The stock rout has driven the majority of Taiwanese to postpone plans to buy real estate, as they fear the TAIEX’s poor performance might foreshadow an economic downturn that would erode their income, a survey by Sinyi Realty Inc (信義房屋) showed yesterday.
Of the survey’s respondents, 57 percent said they had put house purchase plans on hold after the local bourse slumped 16 percent from a peak of 18,600 points in January to 15,600 points earlier this month.

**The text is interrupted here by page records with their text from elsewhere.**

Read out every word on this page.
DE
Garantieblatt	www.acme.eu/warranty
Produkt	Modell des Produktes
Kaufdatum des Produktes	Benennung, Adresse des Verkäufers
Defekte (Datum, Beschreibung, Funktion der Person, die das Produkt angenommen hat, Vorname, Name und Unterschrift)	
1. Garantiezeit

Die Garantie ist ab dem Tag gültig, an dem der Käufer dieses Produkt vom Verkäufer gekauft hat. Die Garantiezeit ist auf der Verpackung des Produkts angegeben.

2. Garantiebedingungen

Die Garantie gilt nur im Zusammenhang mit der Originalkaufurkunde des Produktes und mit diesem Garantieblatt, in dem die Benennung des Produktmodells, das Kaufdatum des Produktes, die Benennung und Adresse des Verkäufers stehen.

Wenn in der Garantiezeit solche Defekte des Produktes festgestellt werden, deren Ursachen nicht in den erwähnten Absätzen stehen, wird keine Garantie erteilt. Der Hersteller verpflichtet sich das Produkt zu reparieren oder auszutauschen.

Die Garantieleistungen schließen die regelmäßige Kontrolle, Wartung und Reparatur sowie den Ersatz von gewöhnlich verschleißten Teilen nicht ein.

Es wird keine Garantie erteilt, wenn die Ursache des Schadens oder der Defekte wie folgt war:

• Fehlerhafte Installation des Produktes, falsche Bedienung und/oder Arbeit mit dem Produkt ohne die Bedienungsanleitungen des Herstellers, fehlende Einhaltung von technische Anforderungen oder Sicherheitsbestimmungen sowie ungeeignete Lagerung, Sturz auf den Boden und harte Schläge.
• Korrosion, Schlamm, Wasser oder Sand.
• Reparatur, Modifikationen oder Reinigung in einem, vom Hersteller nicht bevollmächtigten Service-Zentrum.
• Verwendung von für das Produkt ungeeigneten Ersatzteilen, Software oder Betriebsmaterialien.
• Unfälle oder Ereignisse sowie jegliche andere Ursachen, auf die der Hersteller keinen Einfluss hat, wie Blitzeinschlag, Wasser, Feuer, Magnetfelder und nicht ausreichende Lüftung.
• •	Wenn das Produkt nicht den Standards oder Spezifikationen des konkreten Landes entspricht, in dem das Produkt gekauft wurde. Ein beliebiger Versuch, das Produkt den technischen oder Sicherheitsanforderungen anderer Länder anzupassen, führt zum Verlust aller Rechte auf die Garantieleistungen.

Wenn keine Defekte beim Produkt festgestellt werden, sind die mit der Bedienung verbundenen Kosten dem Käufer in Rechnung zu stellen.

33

The TAIEX’s slump is compromising down payments for 25 percent of prospective buyers and raising doubt regarding economic showings for another 32 percent, leaving only one-third unaffected, the survey said.
Photo: CNA
“The property market this year might not receive a boost from investment gains as seen in the past two years following repeated rallies in the TAIEX,” Sinyi research manager Tseng Ching-der (曾進德) said.
Small and open, the local bourse is not spared from price corrections across the globe as major central banks steeply hike interest rates to tame inflation, a policy move that tends to induce an economic slowdown.
Value losses are not limited to stock investments as digital currencies, popular among young and tech-savvy investors, incur heavier losses, Tseng said.
Share prices are widely deemed leading economic indicators, ahead of actual economic performance by three to six months, he said.
The stock rout reflects institutional investors’ concerns about a possible economic turnaround in the second half of this year and beyond, even though Taiwanese companies have provided rosy earnings guidances for this year, Tseng said.
Inventory corrections are bound to hit leading Taiwanese electronics suppliers that have benefited from aggressive inventory build-up by global clients over the past two years to cope with supply chain bottlenecks linked to COVID-19 lockdowns, heavyweight stock analysts have said.
The benefits seen during the COVID-19 pandemic would rapidly disappear as the US, Europe and other markets have chosen to live with the virus, analysts said, citing poor sales of smartphones and laptops as evidence.
A global financial crisis would seriously hurt Taiwan’s housing market, as in 2008 and 2009, but it would quickly recover from transient and isolated incidents like the level-3 alert in May lasy year, Tseng said.
If COVID-19 infections stabilize and the TAIEX stops bleeding promptly, the property market would soon come out of the woods, Tseng said, adding that it would be a disaster if price corrections persisted.